Official Chart Flashback 1973: Noddy Holder remembers Slade's Number 1 debut with Merry Xmas Everybody
50 years ago this week in 1973, the English glam-rock band Slade earned their sixth UK Number 1 single when Merry Xmas Everybody debuted at Number 1 on the Official Singles Chart.
At the time, Slade were on top of the world, enjoying repeated success as one of the biggest British bands on the scene. Merry Xmas Everybody was their third Number 1 single that year alone - following Cum On Feel The Noize and Skweeze Me Pleeze Me.
But out of all of Slade's hits, Merry Xmas Everybody is the one to endure, becoming part of the the British institution every Christmastime. It's not Christmas if your dad hadn't queued the song up on the speaker and you hear Noddy Holder scream IT'S CHRISTMASSSSSS!!!
In fact, Merry Xmas Everybody's popularity was so enduring at the time that it became that year's Official Christmas Number 1 single, and is now ranked as one of the best-selling singles of all time on the Official Chart.
MORE: See where all of Slade's singles and albums have charted in the UK
To celebrate 50 years since since the song's debut at Number 1, we rung up Slade frontman Noddy Holder about his memories of making the festive classic.
"It was a fantasic feeling," Noddy says, remembering hearing the news that Merry Xmas Everybody had debuted at Number 1. "It was the epitome of that year for us, we'd had a fabulous run of hit records up to that point. We were red hot, we were selling out shows all across Europe. We were at the peak of our career.
"But you still never know if the next single [is going to be a hit]. When we saw the pre-orders we thought, blimey. This record is really going to fly."
Noddy even remembers tuning into the Official Chart Show live to hear the Number 1 announcement being made.
"Even though we'd done it before, five times," he recalls, "it's still a great thrill. When you're at the top of the charts, it's a great thrill."
But how exactly did the song come about? While the bones of Merry Xmas Everybody were composed by Slade's Jim Lea from the scraps of a demo called Buy Me A Rocking Chair, while Noddy re-wrote entirely new lyrics in one night in his childhood bedroom in Walsall. But when it came to actually recording the song, the band took off for sunnier climes.

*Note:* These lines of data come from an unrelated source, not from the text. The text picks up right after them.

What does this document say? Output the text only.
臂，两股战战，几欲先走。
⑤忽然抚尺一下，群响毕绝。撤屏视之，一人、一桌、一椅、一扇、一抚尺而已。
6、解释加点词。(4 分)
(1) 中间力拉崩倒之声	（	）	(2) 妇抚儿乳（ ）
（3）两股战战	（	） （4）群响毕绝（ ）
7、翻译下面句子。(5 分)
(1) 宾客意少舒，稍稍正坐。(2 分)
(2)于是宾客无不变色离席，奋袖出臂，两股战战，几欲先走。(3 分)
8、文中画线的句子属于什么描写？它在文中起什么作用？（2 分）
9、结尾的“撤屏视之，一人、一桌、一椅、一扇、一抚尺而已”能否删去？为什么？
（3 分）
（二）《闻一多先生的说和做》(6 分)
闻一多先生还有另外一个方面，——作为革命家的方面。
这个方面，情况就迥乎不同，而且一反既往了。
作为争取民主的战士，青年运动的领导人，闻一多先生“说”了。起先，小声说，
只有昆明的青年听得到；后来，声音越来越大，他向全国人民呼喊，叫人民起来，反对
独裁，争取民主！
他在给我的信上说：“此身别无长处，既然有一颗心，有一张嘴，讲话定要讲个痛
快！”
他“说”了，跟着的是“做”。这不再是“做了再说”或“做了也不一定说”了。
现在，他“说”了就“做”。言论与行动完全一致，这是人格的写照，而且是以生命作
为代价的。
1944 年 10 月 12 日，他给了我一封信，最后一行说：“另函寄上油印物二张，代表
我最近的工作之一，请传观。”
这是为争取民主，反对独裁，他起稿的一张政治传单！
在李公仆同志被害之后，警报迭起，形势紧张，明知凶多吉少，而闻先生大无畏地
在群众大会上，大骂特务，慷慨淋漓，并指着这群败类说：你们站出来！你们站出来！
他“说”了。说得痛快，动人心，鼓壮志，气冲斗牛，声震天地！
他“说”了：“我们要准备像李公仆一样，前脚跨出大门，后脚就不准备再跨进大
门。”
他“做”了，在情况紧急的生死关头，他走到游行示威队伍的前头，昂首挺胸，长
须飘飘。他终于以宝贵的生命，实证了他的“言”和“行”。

"We delivered it to the record company after recording it in New York," Noddy reveals, "during a boiling hot summer. We were doing the big chorus in an echo-y stairwell in this skyscraper where the studio was situated. There were all these Americans going about their daily business in the 100 degree heat, going 'who are these four crazy Englishman?!'"
And from Christmas Number 1 1973 to Christmas Number 1 2023, you can keep up to date with all the updates here as the race for the UK's most important Number 1 of the year begins tomorrow.
Remind yourself of all the contenders for the UK's 2023 Christmas Number 1 single here.
Also in the chart this week in 1974: Another Christmas classic, Wizzard's I Wish It Could Be Christmas Every Day, reached a brand new peak (6), Roxy Music entered the Top 10 with Street Life (9) and Kiki Dee's Amoreuse was up three (13).